Required Reading: Modern Marketing Needs Agility
EVEN BEFORE COVID-19 ravaged businesses, marketers faced huge challenges: the fast pace of technology innovation; customers who call the shots and are turned off by nonstop messaging; and increasing competition for limited consumer dollars. Traditional marketers can’t keep up. But agile marketers can.
In his new book, The Six Disciplines of Agile Marketing: Proven Practices for More Effective Marketing and Better Business Results, Jim Ewel, one of the leading voices on agile marketing, urges more companies to adopt the agile marketing approach. CRM editor Leonard Klie caught up with Ewel to discuss it further.
CRM: What is agile marketing and how is it different from traditional marketing?
Ewel: Agile marketing takes inspiration from agile software development. It adopts process management techniques, such as daily standups, to coordinate teamwork and uses visual tools, called Kanban boards, to track work in progress.
Agile marketing also values different things. It values responding to change over following a marketing plan. Agile marketers recognize that they can’t predict how customers will react to every marketing promotion. Rather than projecting a false sense of accuracy through a set-in-stone plan, agile marketers respond quickly to changes in the business environment, the competition, and customer needs and wants.
You’ve stated that it’s not a question of whether businesses will adopt this approach but when. What kind of timeline would you put on that adoption?
About 40 percent of marketers have already adopted agile marketing, and about 25 percent more plan to adopt agile in the next 12 months. It took almost 20 years for agile software developers to get to a 90 percent adoption rate. It’s been about eight years since marketers adopted the Agile Marketing Manifesto, so it wouldn’t be surprising if it took five to 10 more years for agile marketing to hit that same 90 percent adoption rate.
You say there are six disciplines to agile marketing. What are they, and why are they important?
The six disciplines are alignment, structure, process, validated learning, adapting to change, and creating remarkable customer experiences. It’s critical that teams get aligned on why they’re adopting agile, what success looks like, and how they’re going to measure success.
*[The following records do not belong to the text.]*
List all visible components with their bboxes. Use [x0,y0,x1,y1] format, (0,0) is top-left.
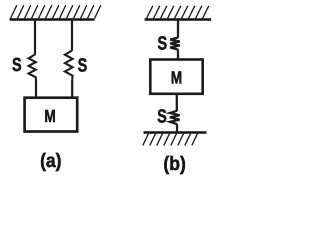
spring S1 (left, a) [29,55,36,82]
mass M (b) [150,60,202,94]
ceiling (b) [145,18,212,21]
ceiling hatching (a) [11,5,101,18]
label S (right spring, a) [78,56,88,77]
svg-text:(b): (b) [163,153,185,175]
mass M (a) [25,98,78,132]
svg-text:S: S [157,106,167,127]
label S (upper spring, b) [157,34,167,55]
svg-text:S: S [78,56,88,77]
svg-text:S: S [12,55,22,76]
label S (lower spring, b) [157,106,167,127]
svg-text:S: S [157,34,167,55]
svg-text:M: M [44,106,55,126]
floor (b) [144,131,207,134]
label M (mass b) [171,68,182,88]
label S (left spring, a) [12,55,22,76]
wire spring S3 to mass [177,50,179,61]
ceiling (a) [10,18,95,21]
wire spring S4 to floor [176,124,178,132]
ceiling hatching (b) [147,6,209,19]
spring S3 (upper, b) [170,38,180,50]
spring S4 (lower, b) [170,111,180,124]
wire ceiling to spring S1 [34,21,36,55]
wire spring S2 to mass [71,80,73,98]
svg-text:M: M [171,68,182,88]
wire ceiling to spring S2 [71,21,73,51]
label M (mass a) [44,106,55,126]
wire mass to spring S4 [176,94,178,111]
wire ceiling to spring S3 [177,21,179,38]
floor hatching (b) [143,134,198,146]
svg-text:(a): (a) [40,150,61,172]
wire spring S1 to mass [35,81,37,98]
caption (a) [40,150,61,172]
caption (b) [163,153,185,175]
spring S2 (right, a) [65,51,73,80]
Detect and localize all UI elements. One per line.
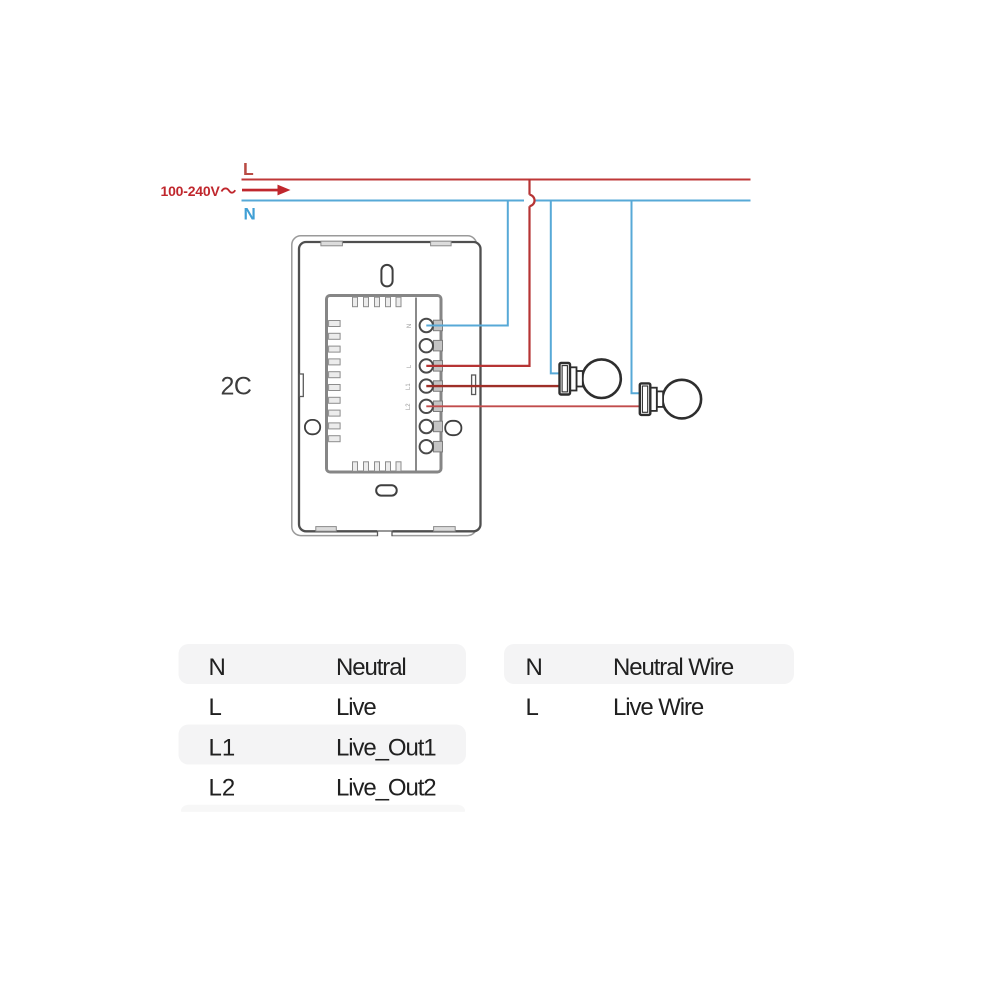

It’s also crucial that they put the right structures in place before they begin practicing these methodologies.
What are the four organizational shifts that you say must also take place?
I recommend marketing leaders make the following shifts:
- From a focus on outputs to a focus on outcomes. Many marketing groups focus on how many campaigns they can run, how many emails they can send, or how much content they can generate. The non-marketing parts of the business (sales, finance, and the CEO) don’t care about more marketing “stuff”; they want more leads, more sales, and more profits. They want business outcomes. Marketers need to shift their mind-sets and assume accountability for business outcomes.
- From a campaign mentality to continuous improvement. Most marketers think in terms of campaigns. They write a campaign brief. They produce content for a campaign. They run the campaign once and then declare it a success based on vanity metrics. Agile marketers take a more incremental and iterative approach. They test an idea on a small scale. If it works, they improve it and run it at a slightly larger scale. If it doesn’t work, they try something else at a small scale. This leads to more effective marketing and more efficient use of their marketing spend.
- From an internal focus to a customer focus. Everyone says they’re customer-focused, but this needs to be more than just happy talk. Marketers need to spend more time with customers and dive more deeply into the customer behaviors that lead to business success.
- From top-down to decentralized decision making. Many marketing executives approve every visual and every line of copy in every campaign. This slows everything down. Marketing executives need to focus on a few key decisions and push everything else down in the organization.
What is the one theme you want readers to take away from this book?
Adopting agile in your marketing is not an overnight transformation but a journey, with lots of progress on some days and setbacks on others. Enjoy the entire journey.